Don Guttière est le héros de l'aventure; c'est un noble castillan, fort épris de sa femme, dona Mencia, et des plus chatouilleux sur le point d'honneur; un jour qu'il rentre subitement au logis conjugal, il a des soupçons; bientôt ses soupçons se changent en douloureuse certitude: dona Mencia le trahit! Dona Mencia donne de secrets rendez-vous au prince Henri de Transtamare! O douleur! que faire? Don Guttière a bientôt pris son parti: qu'a-t-il besoin de recourir à d'autres qu'à lui-même? N'est-il pas le gardien ou plutôt le médecin de son honneur? il guérira donc cet honneur blessé; et voici l'horrible remède qu'il lui applique.--Une nuit, tandis que dona Mencia sommeille, le sombre don Guttière entre au domicile conjugal mystérieusement enveloppé dans son manteau; il vient suivi d'un chirurgien qu'il a fait saisir et amener de force par deux esclaves maures: «Tu vas entrer là, lui dit-il en lui désignant la chambre de dona Mencia; tu y trouveras une femme endormie: tu t'approcheras d'elle et tu lui ouvriras les veines!--Horreur! s'écrie le chirurgien, pâle et tremblant, vous pouvez me tuer, non faire de moi un assassin.--Eh bien! je te tuerai...» Et les deux esclaves s'approchent du misérable, le poignard levé. «J'irai donc,» dit-il, et il entre en chancelant; un instant après, on le voit revenir tout livide, et s'appuyant sur la porte où sa main sanglante laisse une trace de sang. Ce sang en dit assez: don Guttière est vengé.--Survient le roi de Castille: «Qu'as-tu fait? demande-t-il à don Guttière.--Sire, j'ai eu soin de mon honneur, réplique don Guttière; n'étais-je pas son meilleur médecin?» Et cependant don Guttière ne survivra point à cette terrible exécution; il suivra le roi à la guerre et s'y fera tuer.

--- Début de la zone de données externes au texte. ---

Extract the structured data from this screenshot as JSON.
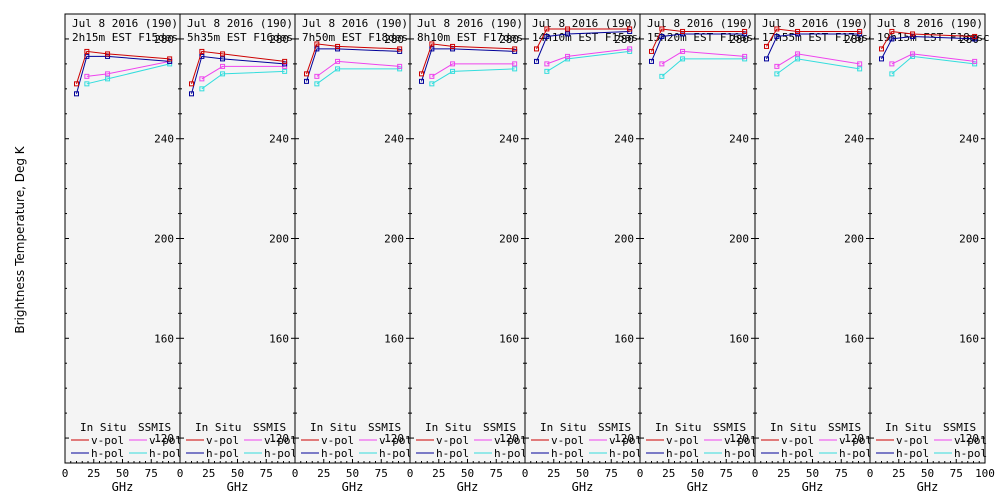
{
  "chart_data": {
    "type": "line",
    "ylabel": "Brightness Temperature, Deg K",
    "xlabel": "GHz",
    "xlim": [
      0,
      100
    ],
    "ylim": [
      110,
      290
    ],
    "x_ticks": [
      0,
      25,
      50,
      75,
      100
    ],
    "x_tick_labels": [
      "0",
      "25",
      "50",
      "75",
      "100"
    ],
    "y_ticks": [
      120,
      160,
      200,
      240,
      280
    ],
    "legend": {
      "left_heading": "In Situ",
      "right_heading": "SSMIS",
      "vpol": "v-pol",
      "hpol": "h-pol"
    },
    "colors": {
      "insitu_v": "#cc0000",
      "insitu_h": "#000099",
      "ssmis_v": "#ee44ee",
      "ssmis_h": "#33dddd",
      "background": "#f4f4f4",
      "axis": "#000000"
    },
    "frequencies_ghz": [
      10,
      19,
      37,
      91
    ],
    "panels": [
      {
        "title_line1": "Jul 8 2016 (190)",
        "title_line2": "2h15m  EST F15des",
        "insitu_v": [
          262,
          275,
          274,
          272
        ],
        "insitu_h": [
          258,
          273,
          273,
          271
        ],
        "ssmis_v": [
          265,
          266,
          271
        ],
        "ssmis_h": [
          262,
          264,
          270
        ]
      },
      {
        "title_line1": "Jul 8 2016 (190)",
        "title_line2": "5h35m  EST F16des",
        "insitu_v": [
          262,
          275,
          274,
          271
        ],
        "insitu_h": [
          258,
          273,
          272,
          270
        ],
        "ssmis_v": [
          264,
          269,
          269
        ],
        "ssmis_h": [
          260,
          266,
          267
        ]
      },
      {
        "title_line1": "Jul 8 2016 (190)",
        "title_line2": "7h50m  EST F18des",
        "insitu_v": [
          266,
          278,
          277,
          276
        ],
        "insitu_h": [
          263,
          276,
          276,
          275
        ],
        "ssmis_v": [
          265,
          271,
          269
        ],
        "ssmis_h": [
          262,
          268,
          268
        ]
      },
      {
        "title_line1": "Jul 8 2016 (190)",
        "title_line2": "8h10m  EST F17des",
        "insitu_v": [
          266,
          278,
          277,
          276
        ],
        "insitu_h": [
          263,
          276,
          276,
          275
        ],
        "ssmis_v": [
          265,
          270,
          270
        ],
        "ssmis_h": [
          262,
          267,
          268
        ]
      },
      {
        "title_line1": "Jul 8 2016 (190)",
        "title_line2": "14h10m  EST F15asc",
        "insitu_v": [
          276,
          284,
          284,
          284
        ],
        "insitu_h": [
          271,
          281,
          282,
          283
        ],
        "ssmis_v": [
          270,
          273,
          276
        ],
        "ssmis_h": [
          267,
          272,
          275
        ]
      },
      {
        "title_line1": "Jul 8 2016 (190)",
        "title_line2": "15h20m  EST F16asc",
        "insitu_v": [
          275,
          284,
          283,
          283
        ],
        "insitu_h": [
          271,
          281,
          282,
          282
        ],
        "ssmis_v": [
          270,
          275,
          273
        ],
        "ssmis_h": [
          265,
          272,
          272
        ]
      },
      {
        "title_line1": "Jul 8 2016 (190)",
        "title_line2": "17h55m  EST F17asc",
        "insitu_v": [
          277,
          284,
          283,
          283
        ],
        "insitu_h": [
          272,
          281,
          282,
          282
        ],
        "ssmis_v": [
          269,
          274,
          270
        ],
        "ssmis_h": [
          266,
          272,
          268
        ]
      },
      {
        "title_line1": "Jul 8 2016 (190)",
        "title_line2": "19h15m  EST F18asc",
        "insitu_v": [
          276,
          283,
          282,
          281
        ],
        "insitu_h": [
          272,
          280,
          281,
          280
        ],
        "ssmis_v": [
          270,
          274,
          271
        ],
        "ssmis_h": [
          266,
          273,
          270
        ]
      }
    ]
  }
}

Cette dernière scène donne le frisson; si l'on objecte que c'est là un drame bien effroyable pour des nerfs français, nous répliquerons que le drame est espagnol; M. Hippolyte Lucas n'a fait que l'accommoder pour l'Odéon avec beaucoup d'intelligence, en vers très-élégants et très-français.
Toute année qui meurt est sûre de trois ou quatre oraisons funèbres mêlées de vaudeville. L'année 1843 a eu le même sort que les autres: ici, c'est le théâtre du Palais-Royal qui l'enterre dans une revue intitulée: la Cour de Gérolstein; là, le théâtre des Variétés paie sa dette à la défunte année par une plaisanterie appelée: Paris dans la Comète. Ces deux pièces à couplets ne font que répéter à peu près ce que l'Illustration a dit de l'année 1843 dans son dernier numéro: les modes, les théâtres, les pièces sifflées, M. Eugène Sue et les Mystères de Paris, les pipes et les cigares, que vous dirai-je? tous les faits mémorables de notre éloge nécrologique de l'an 1843.--Cela n'est pas toujours très spirituel; mais cela fait rire, elle rire est si bon!
C'est une assez pauvre idée que l'Idée du Médecin: ce médecin a une sœur; pour attendrir un infidèle qu'elle aime, il fait courir le bruit de la mort de cette sœur abandonnée; l'infidèle, en effet, est au désespoir; au fond c'était une bonne âme; puis, il s'aperçoit qu'on s'est moqué de lui, et s'amuse à prendre sa revanche contre le médecin et sa sœur, en feignant de vouloir convoler en secondes noces. Le tout finit, on s'y attend, par une explication et un raccommodement général; l'idée n'est pas neuve.